This work addresses the performance degradation in few-shot whole-slide image classification within multiple instance learning (MIL) frameworks, where randomly initialized linear classifiers often underperform zero-shot predictions. To bridge this gap, the authors propose ZS-MIL, a novel approach that leverages semantic class embeddings generated by the text encoder of a vision-language model to initialize the MIL classifier’s weights. This strategy effectively aligns few-shot learning with zero-shot semantic priors, significantly outperforming conventional random initialization across multiple histopathological subtype classification tasks. The proposed method not only improves classification accuracy but also enhances model stability, demonstrating a consistent and meaningful reduction in the performance disparity between zero-shot and few-shot settings.

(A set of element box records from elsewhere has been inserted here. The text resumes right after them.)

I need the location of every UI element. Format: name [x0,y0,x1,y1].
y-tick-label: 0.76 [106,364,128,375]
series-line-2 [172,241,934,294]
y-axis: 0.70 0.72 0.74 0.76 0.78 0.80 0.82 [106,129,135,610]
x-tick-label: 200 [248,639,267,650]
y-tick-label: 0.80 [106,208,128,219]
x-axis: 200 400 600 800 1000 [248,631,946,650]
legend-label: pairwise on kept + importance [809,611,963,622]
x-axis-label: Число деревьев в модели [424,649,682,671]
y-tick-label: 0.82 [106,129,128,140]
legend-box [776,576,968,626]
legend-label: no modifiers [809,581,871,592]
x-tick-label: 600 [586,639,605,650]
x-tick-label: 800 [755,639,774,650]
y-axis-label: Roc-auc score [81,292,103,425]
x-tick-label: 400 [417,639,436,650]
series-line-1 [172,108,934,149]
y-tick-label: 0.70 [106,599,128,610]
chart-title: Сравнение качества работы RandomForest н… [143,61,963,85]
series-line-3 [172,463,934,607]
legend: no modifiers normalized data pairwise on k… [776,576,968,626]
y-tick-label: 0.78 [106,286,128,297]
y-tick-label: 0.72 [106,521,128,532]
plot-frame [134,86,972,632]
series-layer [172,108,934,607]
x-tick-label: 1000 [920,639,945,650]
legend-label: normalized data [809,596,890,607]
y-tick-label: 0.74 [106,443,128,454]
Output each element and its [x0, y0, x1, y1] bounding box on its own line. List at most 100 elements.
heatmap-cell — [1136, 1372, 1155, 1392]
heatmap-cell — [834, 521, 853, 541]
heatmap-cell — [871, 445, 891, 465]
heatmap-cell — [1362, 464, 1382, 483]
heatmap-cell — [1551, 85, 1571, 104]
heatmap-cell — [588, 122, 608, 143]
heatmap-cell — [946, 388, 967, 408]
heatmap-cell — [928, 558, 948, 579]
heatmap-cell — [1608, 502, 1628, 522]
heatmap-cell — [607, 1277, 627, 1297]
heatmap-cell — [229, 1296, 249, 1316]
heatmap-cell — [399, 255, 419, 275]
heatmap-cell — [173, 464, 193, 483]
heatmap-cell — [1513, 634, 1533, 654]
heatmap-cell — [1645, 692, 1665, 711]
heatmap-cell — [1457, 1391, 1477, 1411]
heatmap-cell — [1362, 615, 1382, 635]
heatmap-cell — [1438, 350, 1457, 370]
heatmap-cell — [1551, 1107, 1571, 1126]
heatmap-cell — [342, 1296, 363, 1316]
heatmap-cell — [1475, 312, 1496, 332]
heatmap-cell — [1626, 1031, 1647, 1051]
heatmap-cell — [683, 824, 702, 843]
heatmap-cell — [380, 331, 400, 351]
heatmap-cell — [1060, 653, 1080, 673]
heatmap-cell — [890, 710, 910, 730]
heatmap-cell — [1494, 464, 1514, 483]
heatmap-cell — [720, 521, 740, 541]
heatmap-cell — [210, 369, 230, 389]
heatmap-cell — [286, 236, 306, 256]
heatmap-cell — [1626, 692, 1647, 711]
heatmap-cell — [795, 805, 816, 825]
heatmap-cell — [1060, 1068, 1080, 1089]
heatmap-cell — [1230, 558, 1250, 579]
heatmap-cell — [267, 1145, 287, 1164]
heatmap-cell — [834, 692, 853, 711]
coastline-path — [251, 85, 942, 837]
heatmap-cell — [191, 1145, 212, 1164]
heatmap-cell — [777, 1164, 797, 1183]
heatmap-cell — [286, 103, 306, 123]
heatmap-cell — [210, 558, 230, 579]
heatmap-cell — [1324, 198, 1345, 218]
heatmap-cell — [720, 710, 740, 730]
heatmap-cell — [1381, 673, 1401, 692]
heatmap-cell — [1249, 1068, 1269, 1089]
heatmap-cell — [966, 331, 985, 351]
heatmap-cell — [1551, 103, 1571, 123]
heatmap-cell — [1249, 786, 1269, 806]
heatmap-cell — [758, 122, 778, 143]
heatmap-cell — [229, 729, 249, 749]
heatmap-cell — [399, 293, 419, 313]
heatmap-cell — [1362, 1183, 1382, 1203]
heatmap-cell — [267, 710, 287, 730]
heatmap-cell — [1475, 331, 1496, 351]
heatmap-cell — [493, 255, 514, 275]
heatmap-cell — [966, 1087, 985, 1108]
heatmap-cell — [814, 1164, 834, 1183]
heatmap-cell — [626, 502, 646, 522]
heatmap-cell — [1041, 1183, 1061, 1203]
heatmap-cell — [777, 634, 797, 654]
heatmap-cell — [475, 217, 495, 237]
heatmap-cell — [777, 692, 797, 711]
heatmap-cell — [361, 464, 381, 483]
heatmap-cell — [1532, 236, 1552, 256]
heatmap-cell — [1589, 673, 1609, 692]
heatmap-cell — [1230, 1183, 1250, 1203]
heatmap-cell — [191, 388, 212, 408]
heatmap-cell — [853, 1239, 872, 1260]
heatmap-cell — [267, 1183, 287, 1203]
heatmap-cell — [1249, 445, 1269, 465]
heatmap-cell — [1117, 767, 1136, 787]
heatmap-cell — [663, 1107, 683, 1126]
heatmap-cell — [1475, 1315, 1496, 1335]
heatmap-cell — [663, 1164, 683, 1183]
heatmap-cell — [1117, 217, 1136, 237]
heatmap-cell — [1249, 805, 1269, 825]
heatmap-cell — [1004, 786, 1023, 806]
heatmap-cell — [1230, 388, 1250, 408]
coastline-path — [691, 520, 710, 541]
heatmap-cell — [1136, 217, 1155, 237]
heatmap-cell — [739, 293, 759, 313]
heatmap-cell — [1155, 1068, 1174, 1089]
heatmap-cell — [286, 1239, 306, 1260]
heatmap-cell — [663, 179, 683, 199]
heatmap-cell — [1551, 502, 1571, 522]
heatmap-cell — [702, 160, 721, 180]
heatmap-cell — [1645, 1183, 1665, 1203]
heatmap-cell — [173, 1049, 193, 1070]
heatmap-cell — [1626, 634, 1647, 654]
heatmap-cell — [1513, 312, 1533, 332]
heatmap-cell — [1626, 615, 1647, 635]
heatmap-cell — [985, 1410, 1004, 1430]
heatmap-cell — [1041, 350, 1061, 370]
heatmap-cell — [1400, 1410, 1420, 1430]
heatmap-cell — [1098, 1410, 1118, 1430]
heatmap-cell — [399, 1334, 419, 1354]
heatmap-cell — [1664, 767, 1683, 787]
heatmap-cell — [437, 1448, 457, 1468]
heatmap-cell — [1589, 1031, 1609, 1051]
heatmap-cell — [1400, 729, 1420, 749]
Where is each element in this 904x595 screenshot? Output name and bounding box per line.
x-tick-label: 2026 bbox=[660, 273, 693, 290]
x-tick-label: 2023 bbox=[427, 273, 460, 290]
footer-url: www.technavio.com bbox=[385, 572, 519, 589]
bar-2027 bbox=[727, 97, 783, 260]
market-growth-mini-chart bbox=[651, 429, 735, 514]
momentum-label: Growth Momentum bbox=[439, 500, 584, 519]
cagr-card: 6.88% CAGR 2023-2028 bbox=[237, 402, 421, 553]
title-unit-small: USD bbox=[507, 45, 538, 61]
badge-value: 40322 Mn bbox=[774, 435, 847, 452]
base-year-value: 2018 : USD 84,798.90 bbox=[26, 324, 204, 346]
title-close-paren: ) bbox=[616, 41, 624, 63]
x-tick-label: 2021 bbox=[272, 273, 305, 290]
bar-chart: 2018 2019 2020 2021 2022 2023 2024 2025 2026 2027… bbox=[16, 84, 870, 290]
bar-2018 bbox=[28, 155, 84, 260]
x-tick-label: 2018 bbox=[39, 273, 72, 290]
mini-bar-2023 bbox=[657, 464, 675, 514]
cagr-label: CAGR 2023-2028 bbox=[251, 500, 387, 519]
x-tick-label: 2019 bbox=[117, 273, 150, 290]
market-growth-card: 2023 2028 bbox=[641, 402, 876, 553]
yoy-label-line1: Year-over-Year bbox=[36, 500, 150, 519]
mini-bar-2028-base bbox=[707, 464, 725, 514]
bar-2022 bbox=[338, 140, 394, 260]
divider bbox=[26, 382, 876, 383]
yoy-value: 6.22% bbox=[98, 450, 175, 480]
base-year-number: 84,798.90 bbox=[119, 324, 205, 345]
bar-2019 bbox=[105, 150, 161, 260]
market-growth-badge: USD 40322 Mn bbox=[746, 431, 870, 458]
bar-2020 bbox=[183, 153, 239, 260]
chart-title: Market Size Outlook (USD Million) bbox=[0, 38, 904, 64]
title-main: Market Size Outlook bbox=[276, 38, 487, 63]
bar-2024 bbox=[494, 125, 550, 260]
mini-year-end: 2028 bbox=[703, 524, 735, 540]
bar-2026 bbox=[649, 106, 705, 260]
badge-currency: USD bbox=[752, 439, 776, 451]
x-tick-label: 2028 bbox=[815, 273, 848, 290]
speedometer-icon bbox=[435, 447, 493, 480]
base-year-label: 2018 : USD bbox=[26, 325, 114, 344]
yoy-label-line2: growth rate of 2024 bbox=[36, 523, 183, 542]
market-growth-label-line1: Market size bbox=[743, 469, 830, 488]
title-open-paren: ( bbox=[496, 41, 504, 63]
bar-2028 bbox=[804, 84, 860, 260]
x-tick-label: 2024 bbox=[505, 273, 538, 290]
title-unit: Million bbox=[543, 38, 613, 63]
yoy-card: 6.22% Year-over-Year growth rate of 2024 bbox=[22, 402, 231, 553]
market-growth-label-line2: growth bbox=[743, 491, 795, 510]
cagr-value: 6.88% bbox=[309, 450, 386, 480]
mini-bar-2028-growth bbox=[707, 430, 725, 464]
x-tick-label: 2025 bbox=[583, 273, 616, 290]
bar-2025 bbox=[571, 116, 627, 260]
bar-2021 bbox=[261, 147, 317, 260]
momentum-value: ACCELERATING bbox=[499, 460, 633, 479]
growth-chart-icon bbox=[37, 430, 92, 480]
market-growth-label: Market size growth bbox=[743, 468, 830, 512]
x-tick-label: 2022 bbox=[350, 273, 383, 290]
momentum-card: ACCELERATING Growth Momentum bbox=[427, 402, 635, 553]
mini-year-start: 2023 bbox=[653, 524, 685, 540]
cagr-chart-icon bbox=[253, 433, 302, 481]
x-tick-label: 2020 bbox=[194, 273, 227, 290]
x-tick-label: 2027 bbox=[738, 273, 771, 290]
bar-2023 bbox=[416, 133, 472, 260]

Vision language models (VLM) pre-trained on datasets of histopathological image-caption pairs enabled zero-shot slide-level classification. The ability of VLM image encoders to extract discriminative features also opens the door for supervised fine-tuning for whole-slide image (WSI) classification, ideally using few labeled samples. Slide-level prediction frameworks require the incorporation of multiple instance learning (MIL) due to the gigapixel size of the WSI. Following patch-level feature extraction and aggregation, MIL frameworks rely on linear classifiers trained on top of the slide-level aggregated features. Classifier weight initialization has a large influence on Linear Probing performance in efficient transfer learning (ETL) approaches based on few-shot learning. In this work, we propose Zero-Shot Multiple-Instance Learning (ZS-MIL) to address the limitations of random classifier initialization that underperform zero-shot prediction in MIL problems. ZS-MIL uses the class-level embeddings of the VLM text encoder as the classification layer's starting point to compute each sample's bag-level probabilities. Through multiple experiments, we demonstrate the robustness of ZS-MIL compared to well-known weight initialization techniques both in terms of performance and variability in an ETL few-shot scenario for subtyping prediction.